Dès les premières minutes malheureusement un peu longuettes de cette co-production des Théâtres de la Ville de Luxembourg, l’atmosphère pesante annonce la couleur : L’État de siège n’est pas une comédie ! Dans une scénographie grandiose, aussi lugubre qu’ingénieuse, faite de trapes, d’estrades, de passages secrets, la troupe interagit avec une fluidité impressionnante, utilisant chaque recoin de la scène – et parfois de la salle – pour emporter le public dans cette macabre aventure. Camus l’avant dit : il ne s’agit pas ici « d’une pièce de structure traditionnelle, mais dont l’ambition avouée est de mêler toutes les formes d’expression dramatiques ». Ainsi une chose est certaine : dans cette envoutante mise en scène du dramaturge français Emmanuel Demarcy-Mota – actuellement directeur du Théâtre de la Ville de Paris – on retrouve le monologue lyrique, le chœur, la farce et le théâtre collectif que l’auteur avait souhaiter incorporer dans sa pièce, qu’il a toujours refusé de voir comme une adaptation de son roman La Peste paru en 1947. Lumières, costumes, vidéo anxiogène : tout est mis en œuvre pour insuffler le rythme nécessaire et réussir le pari de placer cette action de manière incontestable en 2018.

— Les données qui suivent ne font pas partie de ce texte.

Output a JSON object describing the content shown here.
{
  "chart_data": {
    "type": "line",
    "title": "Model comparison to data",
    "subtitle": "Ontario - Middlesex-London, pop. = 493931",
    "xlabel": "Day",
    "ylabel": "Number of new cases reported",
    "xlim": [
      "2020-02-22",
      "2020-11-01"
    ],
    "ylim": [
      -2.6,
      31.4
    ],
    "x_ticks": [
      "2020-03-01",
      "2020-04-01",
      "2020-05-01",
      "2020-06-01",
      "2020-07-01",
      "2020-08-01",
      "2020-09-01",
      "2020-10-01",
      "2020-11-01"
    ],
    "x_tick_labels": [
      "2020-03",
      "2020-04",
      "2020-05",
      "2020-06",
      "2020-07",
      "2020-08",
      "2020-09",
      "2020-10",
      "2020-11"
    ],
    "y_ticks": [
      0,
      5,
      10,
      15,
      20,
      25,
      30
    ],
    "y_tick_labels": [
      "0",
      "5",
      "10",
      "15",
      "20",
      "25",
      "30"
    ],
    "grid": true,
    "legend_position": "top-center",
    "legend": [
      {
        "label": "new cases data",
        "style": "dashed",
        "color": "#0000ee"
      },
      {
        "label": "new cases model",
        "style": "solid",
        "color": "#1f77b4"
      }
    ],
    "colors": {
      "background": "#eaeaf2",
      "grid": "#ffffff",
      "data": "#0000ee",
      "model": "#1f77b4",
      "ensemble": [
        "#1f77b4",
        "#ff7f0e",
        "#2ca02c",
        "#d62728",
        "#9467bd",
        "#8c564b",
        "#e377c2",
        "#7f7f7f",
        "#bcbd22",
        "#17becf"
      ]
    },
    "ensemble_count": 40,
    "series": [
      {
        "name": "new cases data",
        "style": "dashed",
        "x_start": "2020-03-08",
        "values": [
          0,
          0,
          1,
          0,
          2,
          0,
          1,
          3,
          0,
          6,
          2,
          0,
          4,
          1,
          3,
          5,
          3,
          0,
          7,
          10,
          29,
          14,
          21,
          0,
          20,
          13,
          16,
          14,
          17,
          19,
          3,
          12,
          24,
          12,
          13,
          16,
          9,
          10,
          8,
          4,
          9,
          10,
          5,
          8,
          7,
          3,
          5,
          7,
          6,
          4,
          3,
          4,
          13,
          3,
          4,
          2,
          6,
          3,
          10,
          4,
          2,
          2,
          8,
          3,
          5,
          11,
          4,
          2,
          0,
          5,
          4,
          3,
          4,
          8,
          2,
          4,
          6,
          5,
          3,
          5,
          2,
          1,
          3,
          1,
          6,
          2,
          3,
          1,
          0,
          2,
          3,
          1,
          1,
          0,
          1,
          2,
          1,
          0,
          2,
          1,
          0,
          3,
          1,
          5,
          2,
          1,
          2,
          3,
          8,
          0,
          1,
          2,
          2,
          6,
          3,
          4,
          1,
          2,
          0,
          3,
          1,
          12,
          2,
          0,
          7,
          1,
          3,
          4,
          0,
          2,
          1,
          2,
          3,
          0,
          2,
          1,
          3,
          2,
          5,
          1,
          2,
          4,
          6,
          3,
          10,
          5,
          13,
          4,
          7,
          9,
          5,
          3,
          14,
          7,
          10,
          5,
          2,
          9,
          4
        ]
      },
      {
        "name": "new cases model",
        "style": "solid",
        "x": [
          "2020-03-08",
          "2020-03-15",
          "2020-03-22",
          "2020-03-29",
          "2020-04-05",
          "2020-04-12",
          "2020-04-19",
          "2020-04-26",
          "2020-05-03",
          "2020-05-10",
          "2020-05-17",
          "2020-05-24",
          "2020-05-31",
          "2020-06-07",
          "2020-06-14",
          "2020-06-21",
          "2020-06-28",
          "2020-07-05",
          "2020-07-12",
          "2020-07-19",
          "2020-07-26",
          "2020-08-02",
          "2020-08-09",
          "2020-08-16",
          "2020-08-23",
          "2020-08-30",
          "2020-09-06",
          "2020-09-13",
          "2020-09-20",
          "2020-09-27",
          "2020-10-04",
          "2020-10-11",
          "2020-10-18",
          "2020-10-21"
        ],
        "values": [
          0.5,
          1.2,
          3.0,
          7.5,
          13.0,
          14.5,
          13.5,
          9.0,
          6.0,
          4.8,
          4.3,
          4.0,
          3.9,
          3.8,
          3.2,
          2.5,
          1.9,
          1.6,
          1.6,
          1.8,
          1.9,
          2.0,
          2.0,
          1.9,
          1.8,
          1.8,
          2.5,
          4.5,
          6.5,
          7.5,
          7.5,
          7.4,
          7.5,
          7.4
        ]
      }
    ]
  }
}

Enfin, le casting composé de comédiennes et de comédiens expérimentés constitue l’atout final de cette réalisation de haut vol, portée par Serge Maggiani en Peste cruelle et sans scrupules et par la superbe Valérie Dashwood qui campe une Secrétaire faucheuse intrigante et joueuse, mais qui n’hésite jamais à rayer un nom de sa liste, et encore plus particulièrement par l’excellent Diego, incarné par un Matthieu Dessertine toujours touchant, mais qui sait envoyer une sacrée claque au visage du spectateur par son énergie quand il le faut, à l’instar de l’ensemble de cette nouvelle pépite proposée par le Grand Théâtre.